Definition: Was versteht man unter einer Tischpackmaschine?
Die Tischpackmaschine, auch bekannt unter Begriffen wie Verpackungstischmaschine oder Packtischgerät, ist eine kompakte Maschine, die speziell für das Verpacken von kleineren Artikeln und Produkten konzipiert ist. Sie wird in der Regel stationär eingesetzt und dient der Vereinfachung und Optimierung des Verpackungsprozesses. Typische Ausprägungen sind Geräte zum Zuschneiden und Zuführen von Packmaterial, zum Verschließen von Kartonagen, zum Umreifen, zum Heißsiegeln von Folienbeuteln oder zum Anbringen von Kennzeichnungen. Im Gegensatz zu freistehenden, vollautomatisierten Anlagen sind Tischgeräte auf den manuellen oder halbautomatischen Betrieb am Packplatz ausgelegt und ergänzen die Bedienperson mit definierten, mechanisierten Teilfunktionen. Häufig verfügen sie über modulare Komponenten, klare Bedienlogik und Einstellskalen, um reproduzierbare Ergebnisse bei wechselnden Artikel- und Losgrößen zu erzielen.
Funktionsweise der Tischpackmaschinen
Tischpackmaschinen umfassen im Allgemeinen eine Vielzahl von Funktionen, die auf den konkreten Bedarf der Verpackungstätigkeiten zugeschnitten sind. Neben der Hauptaufgabe, das Verpackungsmaterial zuzuführen und zu schneiden, können sie auch Funktionen wie das automatische Verschließen, Verkleben oder Etikettieren von Verpackungen beinhalten. Der Arbeitsablauf erfolgt in der Regel in mehreren, klar definierten Schritten: Materialbereitstellung (z. B. Rollenware oder Zuschnitte), Positionierung des Packguts, Formgebung beziehungsweise Anpassung des Materials, Verschluss und optionale Kennzeichnung. Je nach Ausführung werden diese Schritte manuell ausgelöst oder teilautomatisiert durch Sensoren und programmierte Abläufe unterstützt.
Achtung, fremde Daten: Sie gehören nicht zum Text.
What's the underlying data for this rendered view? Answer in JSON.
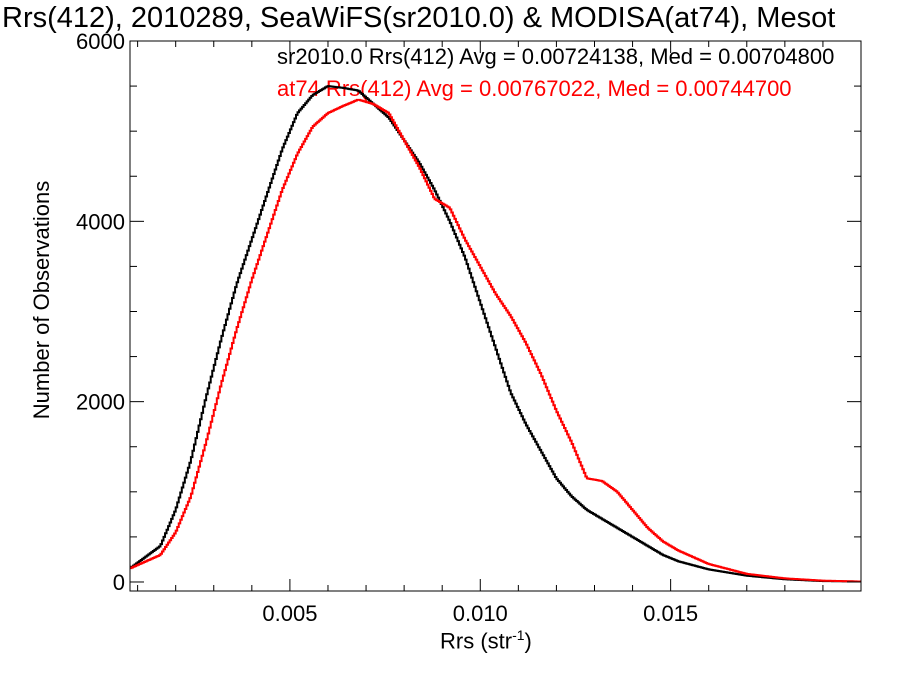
{
  "chart_data": {
    "type": "line",
    "title": "Rrs(412), 2010289, SeaWiFS(sr2010.0) & MODISA(at74), Mesot",
    "xlabel": "Rrs (str",
    "xlabel_sup": "-1",
    "xlabel_close": ")",
    "ylabel": "Number of Observations",
    "xlim": [
      0.0008,
      0.02
    ],
    "ylim": [
      -100,
      6000
    ],
    "xticks": [
      0.005,
      0.01,
      0.015
    ],
    "xtick_labels": [
      "0.005",
      "0.010",
      "0.015"
    ],
    "yticks": [
      0,
      2000,
      4000,
      6000
    ],
    "ytick_labels": [
      "0",
      "2000",
      "4000",
      "6000"
    ],
    "legend": [
      {
        "text": "sr2010.0 Rrs(412) Avg = 0.00724138, Med = 0.00704800",
        "color": "#000000"
      },
      {
        "text": "at74 Rrs(412) Avg = 0.00767022, Med = 0.00744700",
        "color": "#ff0000"
      }
    ],
    "series": [
      {
        "color": "#000000",
        "x": [
          0.0008,
          0.0016,
          0.002,
          0.0024,
          0.0028,
          0.0032,
          0.0036,
          0.004,
          0.0044,
          0.0048,
          0.0052,
          0.0056,
          0.006,
          0.0064,
          0.0068,
          0.0072,
          0.0076,
          0.008,
          0.0084,
          0.0088,
          0.0092,
          0.0096,
          0.01,
          0.0104,
          0.0108,
          0.0112,
          0.0116,
          0.012,
          0.0124,
          0.0128,
          0.0132,
          0.0136,
          0.014,
          0.0144,
          0.0148,
          0.0152,
          0.016,
          0.017,
          0.018,
          0.019,
          0.02
        ],
        "y": [
          150,
          400,
          800,
          1350,
          2050,
          2700,
          3300,
          3800,
          4300,
          4800,
          5200,
          5400,
          5500,
          5480,
          5450,
          5300,
          5150,
          4900,
          4650,
          4350,
          4000,
          3600,
          3100,
          2600,
          2100,
          1750,
          1450,
          1150,
          950,
          800,
          700,
          600,
          500,
          400,
          300,
          230,
          140,
          70,
          30,
          10,
          5
        ]
      },
      {
        "color": "#ff0000",
        "x": [
          0.0008,
          0.0016,
          0.002,
          0.0024,
          0.0028,
          0.0032,
          0.0036,
          0.004,
          0.0044,
          0.0048,
          0.0052,
          0.0056,
          0.006,
          0.0064,
          0.0068,
          0.0072,
          0.0076,
          0.008,
          0.0084,
          0.0088,
          0.0092,
          0.0096,
          0.01,
          0.0104,
          0.0108,
          0.0112,
          0.0116,
          0.012,
          0.0124,
          0.0128,
          0.0132,
          0.0136,
          0.014,
          0.0144,
          0.0148,
          0.0152,
          0.016,
          0.017,
          0.018,
          0.019,
          0.02
        ],
        "y": [
          150,
          300,
          550,
          950,
          1550,
          2200,
          2800,
          3350,
          3850,
          4350,
          4750,
          5050,
          5200,
          5280,
          5350,
          5300,
          5200,
          4900,
          4600,
          4250,
          4150,
          3800,
          3500,
          3200,
          2950,
          2650,
          2300,
          1900,
          1550,
          1150,
          1120,
          1000,
          800,
          600,
          450,
          350,
          200,
          90,
          40,
          15,
          5
        ]
      }
    ]
  }
}
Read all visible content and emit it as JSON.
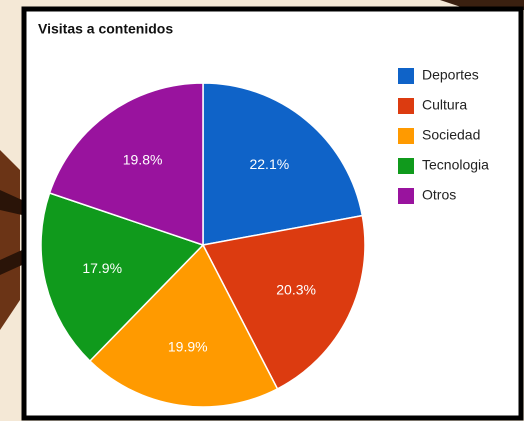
{
  "chart_data": {
    "type": "pie",
    "title": "Visitas a contenidos",
    "categories": [
      "Deportes",
      "Cultura",
      "Sociedad",
      "Tecnologia",
      "Otros"
    ],
    "values": [
      22.1,
      20.3,
      19.9,
      17.9,
      19.8
    ],
    "value_labels": [
      "22.1%",
      "20.3%",
      "19.9%",
      "17.9%",
      "19.8%"
    ],
    "colors": [
      "#0f63c8",
      "#dc3b10",
      "#ff9a00",
      "#109a1c",
      "#99139e"
    ],
    "legend": "right"
  }
}
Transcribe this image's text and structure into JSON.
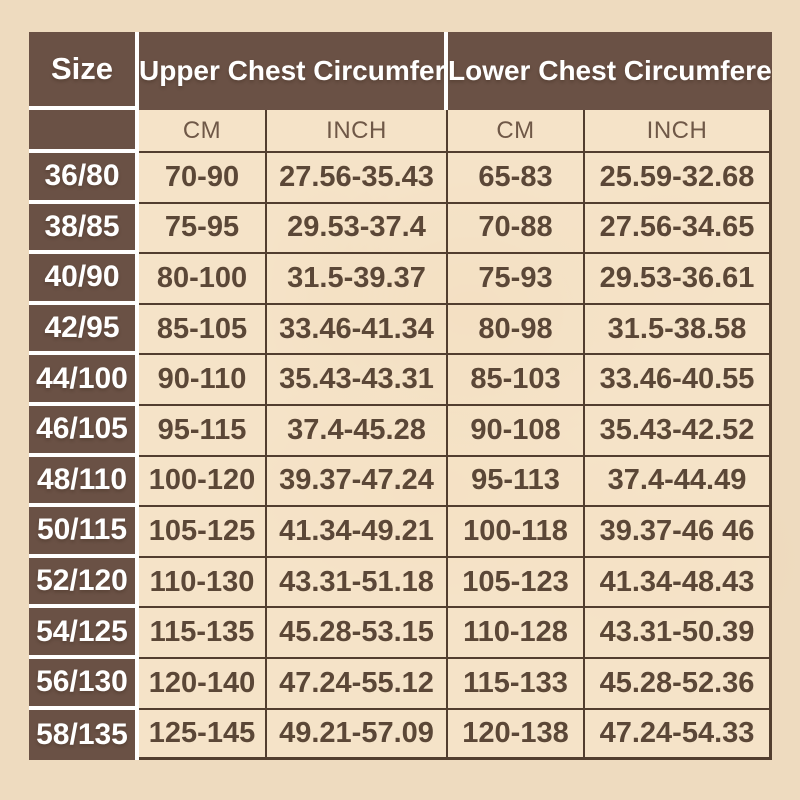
{
  "colors": {
    "page_background": "#eedbbf",
    "cell_dark_brown": "#6a5145",
    "cell_light_beige": "#f6e5ca",
    "grid_line_brown": "#523e2f",
    "separator_white": "#ffffff",
    "header_text": "#ffffff",
    "data_text": "#5b4737",
    "unit_text": "#6f5847"
  },
  "chart_data": {
    "type": "table",
    "header": {
      "size_label": "Size",
      "groups": [
        "Upper Chest Circumference",
        "Lower Chest Circumference"
      ],
      "units": [
        "CM",
        "INCH",
        "CM",
        "INCH"
      ]
    },
    "rows": [
      {
        "size": "36/80",
        "upper_cm": "70-90",
        "upper_inch": "27.56-35.43",
        "lower_cm": "65-83",
        "lower_inch": "25.59-32.68"
      },
      {
        "size": "38/85",
        "upper_cm": "75-95",
        "upper_inch": "29.53-37.4",
        "lower_cm": "70-88",
        "lower_inch": "27.56-34.65"
      },
      {
        "size": "40/90",
        "upper_cm": "80-100",
        "upper_inch": "31.5-39.37",
        "lower_cm": "75-93",
        "lower_inch": "29.53-36.61"
      },
      {
        "size": "42/95",
        "upper_cm": "85-105",
        "upper_inch": "33.46-41.34",
        "lower_cm": "80-98",
        "lower_inch": "31.5-38.58"
      },
      {
        "size": "44/100",
        "upper_cm": "90-110",
        "upper_inch": "35.43-43.31",
        "lower_cm": "85-103",
        "lower_inch": "33.46-40.55"
      },
      {
        "size": "46/105",
        "upper_cm": "95-115",
        "upper_inch": "37.4-45.28",
        "lower_cm": "90-108",
        "lower_inch": "35.43-42.52"
      },
      {
        "size": "48/110",
        "upper_cm": "100-120",
        "upper_inch": "39.37-47.24",
        "lower_cm": "95-113",
        "lower_inch": "37.4-44.49"
      },
      {
        "size": "50/115",
        "upper_cm": "105-125",
        "upper_inch": "41.34-49.21",
        "lower_cm": "100-118",
        "lower_inch": "39.37-46 46"
      },
      {
        "size": "52/120",
        "upper_cm": "110-130",
        "upper_inch": "43.31-51.18",
        "lower_cm": "105-123",
        "lower_inch": "41.34-48.43"
      },
      {
        "size": "54/125",
        "upper_cm": "115-135",
        "upper_inch": "45.28-53.15",
        "lower_cm": "110-128",
        "lower_inch": "43.31-50.39"
      },
      {
        "size": "56/130",
        "upper_cm": "120-140",
        "upper_inch": "47.24-55.12",
        "lower_cm": "115-133",
        "lower_inch": "45.28-52.36"
      },
      {
        "size": "58/135",
        "upper_cm": "125-145",
        "upper_inch": "49.21-57.09",
        "lower_cm": "120-138",
        "lower_inch": "47.24-54.33"
      }
    ]
  }
}
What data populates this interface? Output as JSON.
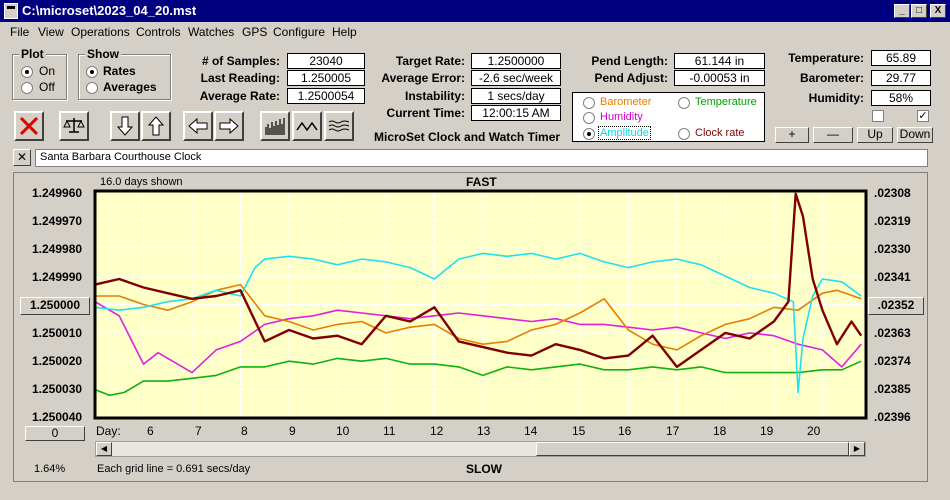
{
  "window": {
    "title": "C:\\microset\\2023_04_20.mst",
    "controls": [
      "_",
      "□",
      "X"
    ]
  },
  "menu": [
    "File",
    "View",
    "Operations",
    "Controls",
    "Watches",
    "GPS",
    "Configure",
    "Help"
  ],
  "plot_group": {
    "title": "Plot",
    "on_label": "On",
    "off_label": "Off",
    "selected": "On"
  },
  "show_group": {
    "title": "Show",
    "rates_label": "Rates",
    "averages_label": "Averages",
    "selected": "Rates"
  },
  "samples": {
    "num_samples_label": "# of Samples:",
    "num_samples": "23040",
    "last_reading_label": "Last Reading:",
    "last_reading": "1.250005",
    "average_rate_label": "Average Rate:",
    "average_rate": "1.2500054"
  },
  "target": {
    "target_rate_label": "Target Rate:",
    "target_rate": "1.2500000",
    "average_error_label": "Average Error:",
    "average_error": "-2.6 sec/week",
    "instability_label": "Instability:",
    "instability": "1 secs/day",
    "current_time_label": "Current Time:",
    "current_time": "12:00:15 AM"
  },
  "app_name": "MicroSet Clock and Watch Timer",
  "pendulum": {
    "length_label": "Pend Length:",
    "length": "61.144 in",
    "adjust_label": "Pend Adjust:",
    "adjust": "-0.00053 in"
  },
  "sensor_select": {
    "options": [
      {
        "label": "Barometer",
        "color": "#e67e00",
        "selected": false
      },
      {
        "label": "Temperature",
        "color": "#00a000",
        "selected": false
      },
      {
        "label": "Humidity",
        "color": "#d000d0",
        "selected": false
      },
      {
        "label": "Amplitude",
        "color": "#00d8e8",
        "selected": true
      },
      {
        "label": "Clock rate",
        "color": "#800000",
        "selected": false
      }
    ]
  },
  "environment": {
    "temperature_label": "Temperature:",
    "temperature": "65.89",
    "barometer_label": "Barometer:",
    "barometer": "29.77",
    "humidity_label": "Humidity:",
    "humidity": "58%",
    "check1": false,
    "check2": true
  },
  "scale_buttons": {
    "plus": "+",
    "minus": "—",
    "up": "Up",
    "down": "Down"
  },
  "toolbar_icons": [
    "stop-icon",
    "balance-icon",
    "arrow-down-icon",
    "arrow-up-icon",
    "arrow-left-icon",
    "arrow-right-icon",
    "histogram-icon",
    "wave-icon",
    "ripple-icon"
  ],
  "clock_name": "Santa Barbara Courthouse Clock",
  "close_glyph": "✕",
  "plot": {
    "days_shown": "16.0 days shown",
    "fast_label": "FAST",
    "slow_label": "SLOW",
    "left_ticks": [
      "1.249960",
      "1.249970",
      "1.249980",
      "1.249990",
      "1.250000",
      "1.250010",
      "1.250020",
      "1.250030",
      "1.250040"
    ],
    "right_ticks": [
      ".02308",
      ".02319",
      ".02330",
      ".02341",
      ".02352",
      ".02363",
      ".02374",
      ".02385",
      ".02396"
    ],
    "x_label": "Day:",
    "x_ticks": [
      "6",
      "7",
      "8",
      "9",
      "10",
      "11",
      "12",
      "13",
      "14",
      "15",
      "16",
      "17",
      "18",
      "19",
      "20"
    ],
    "zero_button": "0",
    "percent": "1.64%",
    "grid_note": "Each grid line = 0.691 secs/day",
    "background": "#ffffc8",
    "series_colors": {
      "clock_rate": "#800000",
      "barometer": "#e67e00",
      "amplitude": "#20e0f0",
      "humidity": "#e020e0",
      "temperature": "#10b010"
    }
  },
  "chart_data": {
    "type": "line",
    "title": "",
    "xlabel": "Day:",
    "ylabel": "",
    "xlim": [
      5,
      20.9
    ],
    "ylim_left": [
      1.24996,
      1.25004
    ],
    "ylim_right": [
      0.02308,
      0.02396
    ],
    "series": [
      {
        "name": "Clock rate",
        "color": "#800000",
        "x": [
          5,
          5.5,
          6,
          6.5,
          7,
          7.5,
          8,
          8.5,
          9,
          9.5,
          10,
          10.5,
          11,
          11.5,
          12,
          12.5,
          13,
          13.5,
          14,
          14.5,
          15,
          15.5,
          16,
          16.5,
          17,
          17.5,
          18,
          18.5,
          19,
          19.3,
          19.45,
          19.6,
          19.8,
          20,
          20.3,
          20.6,
          20.8
        ],
        "y": [
          1.249993,
          1.249991,
          1.249994,
          1.249996,
          1.249998,
          1.249997,
          1.249995,
          1.250013,
          1.250009,
          1.250012,
          1.250011,
          1.250014,
          1.250004,
          1.250006,
          1.250001,
          1.250013,
          1.250015,
          1.250017,
          1.250018,
          1.250014,
          1.250016,
          1.250019,
          1.250018,
          1.250011,
          1.250022,
          1.250016,
          1.25001,
          1.250012,
          1.250006,
          1.249999,
          1.249961,
          1.249969,
          1.249991,
          1.250002,
          1.250014,
          1.250006,
          1.250011
        ]
      },
      {
        "name": "Barometer",
        "color": "#e67e00",
        "x": [
          5,
          5.5,
          6,
          6.5,
          7,
          7.5,
          8,
          8.5,
          9,
          9.5,
          10,
          10.5,
          11,
          11.5,
          12,
          12.5,
          13,
          13.5,
          14,
          14.5,
          15,
          15.5,
          16,
          16.5,
          17,
          17.5,
          18,
          18.5,
          19,
          19.5,
          20,
          20.3,
          20.8
        ],
        "y": [
          1.249997,
          1.249997,
          1.25,
          1.250002,
          1.249999,
          1.249995,
          1.249993,
          1.250004,
          1.250006,
          1.250009,
          1.250007,
          1.250006,
          1.25001,
          1.250008,
          1.250007,
          1.250012,
          1.250014,
          1.250013,
          1.250009,
          1.250007,
          1.250003,
          1.249998,
          1.250009,
          1.250014,
          1.250016,
          1.250011,
          1.250007,
          1.250005,
          1.250001,
          1.250002,
          1.249996,
          1.249995,
          1.249998
        ]
      },
      {
        "name": "Amplitude",
        "color": "#20e0f0",
        "x": [
          5,
          5.5,
          6,
          6.5,
          7,
          7.5,
          8,
          8.3,
          8.5,
          9,
          9.5,
          10,
          10.5,
          11,
          11.5,
          12,
          12.5,
          13,
          13.5,
          14,
          14.5,
          15,
          15.5,
          16,
          16.5,
          17,
          17.5,
          18,
          18.5,
          19,
          19.4,
          19.5,
          19.6,
          19.8,
          20,
          20.4,
          20.8
        ],
        "y": [
          1.250001,
          1.250002,
          1.250001,
          1.249999,
          1.249998,
          1.249995,
          1.249997,
          1.249987,
          1.249984,
          1.249983,
          1.249984,
          1.249986,
          1.249984,
          1.249985,
          1.249987,
          1.249991,
          1.249984,
          1.249982,
          1.249983,
          1.249982,
          1.249984,
          1.249982,
          1.249985,
          1.249987,
          1.249985,
          1.249984,
          1.249986,
          1.24999,
          1.249994,
          1.249996,
          1.249999,
          1.250031,
          1.250012,
          1.249997,
          1.249991,
          1.249992,
          1.249997
        ]
      },
      {
        "name": "Humidity",
        "color": "#e020e0",
        "x": [
          5,
          5.5,
          6,
          6.3,
          6.6,
          7,
          7.5,
          8,
          8.5,
          9,
          9.5,
          10,
          10.5,
          11,
          11.5,
          12,
          12.5,
          13,
          13.5,
          14,
          14.5,
          15,
          15.5,
          16,
          16.5,
          17,
          17.5,
          18,
          18.5,
          19,
          19.5,
          20,
          20.4,
          20.8
        ],
        "y": [
          1.249999,
          1.250004,
          1.250021,
          1.250017,
          1.25002,
          1.250024,
          1.250016,
          1.250013,
          1.250007,
          1.250005,
          1.250004,
          1.250002,
          1.250003,
          1.250004,
          1.250005,
          1.250004,
          1.250003,
          1.250004,
          1.250005,
          1.250006,
          1.250005,
          1.250007,
          1.250007,
          1.250008,
          1.250009,
          1.250008,
          1.25001,
          1.250012,
          1.25001,
          1.250011,
          1.250014,
          1.250016,
          1.250022,
          1.250014
        ]
      },
      {
        "name": "Temperature",
        "color": "#10b010",
        "x": [
          5,
          5.3,
          5.6,
          6,
          6.5,
          7,
          7.5,
          8,
          8.5,
          9,
          9.5,
          10,
          10.5,
          11,
          11.5,
          12,
          12.5,
          13,
          13.5,
          14,
          14.5,
          15,
          15.5,
          16,
          16.5,
          17,
          17.5,
          18,
          18.5,
          19,
          19.5,
          20,
          20.4,
          20.8
        ],
        "y": [
          1.25003,
          1.250032,
          1.250031,
          1.250027,
          1.250027,
          1.250026,
          1.250025,
          1.250022,
          1.250022,
          1.25002,
          1.250021,
          1.250019,
          1.25002,
          1.250019,
          1.250021,
          1.250021,
          1.250022,
          1.250025,
          1.250022,
          1.250023,
          1.250022,
          1.250021,
          1.250023,
          1.250023,
          1.250022,
          1.250023,
          1.250022,
          1.250024,
          1.250024,
          1.250024,
          1.250024,
          1.250023,
          1.250023,
          1.25002
        ]
      }
    ]
  }
}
Relevante Prozessparameter sind unter anderem Schneiddruck und -weg, Temperatur und Zeit beim Heißsiegeln, Bandspannung und Anpresskraft beim Umreifen sowie Anpressdruck und Verweilzeit beim Kleben. Für wiederkehrende Packaufgaben lassen sich diese Parameter voreinstellen, wodurch Formatwechsel mit geringem Rüstaufwand möglich werden. Eine klare Anordnung der Bedienelemente und gut ablesbare Skalen erleichtern die fehlerarme Bedienung.
Typische Module und Teilfunktionen
- Materialzufuhr und Zuschnitt: Abroller, Anschläge und Schneidvorrichtungen unterstützen das exakte Abtrennen von Papier, Folien oder Klebebändern. Führungselemente sorgen für wiederholgenaue Längen. Optional helfen Längenanschläge, integrierte Maßskalen oder Vorschubmechaniken dabei, Verschnitt zu minimieren und Material effizient zu nutzen.
- Formen und Stabilisieren: Rill- oder Biegehilfen erleichtern das Anpassen von Wellpappe-Zuschnitten an das Packgut; Hilfsanschläge sichern saubere Kanten. Ergänzend können Auflageleisten, Andrückrollen oder variable Anschlagpunkte für präzise Kantenführung und materialschonendes Handling sorgen.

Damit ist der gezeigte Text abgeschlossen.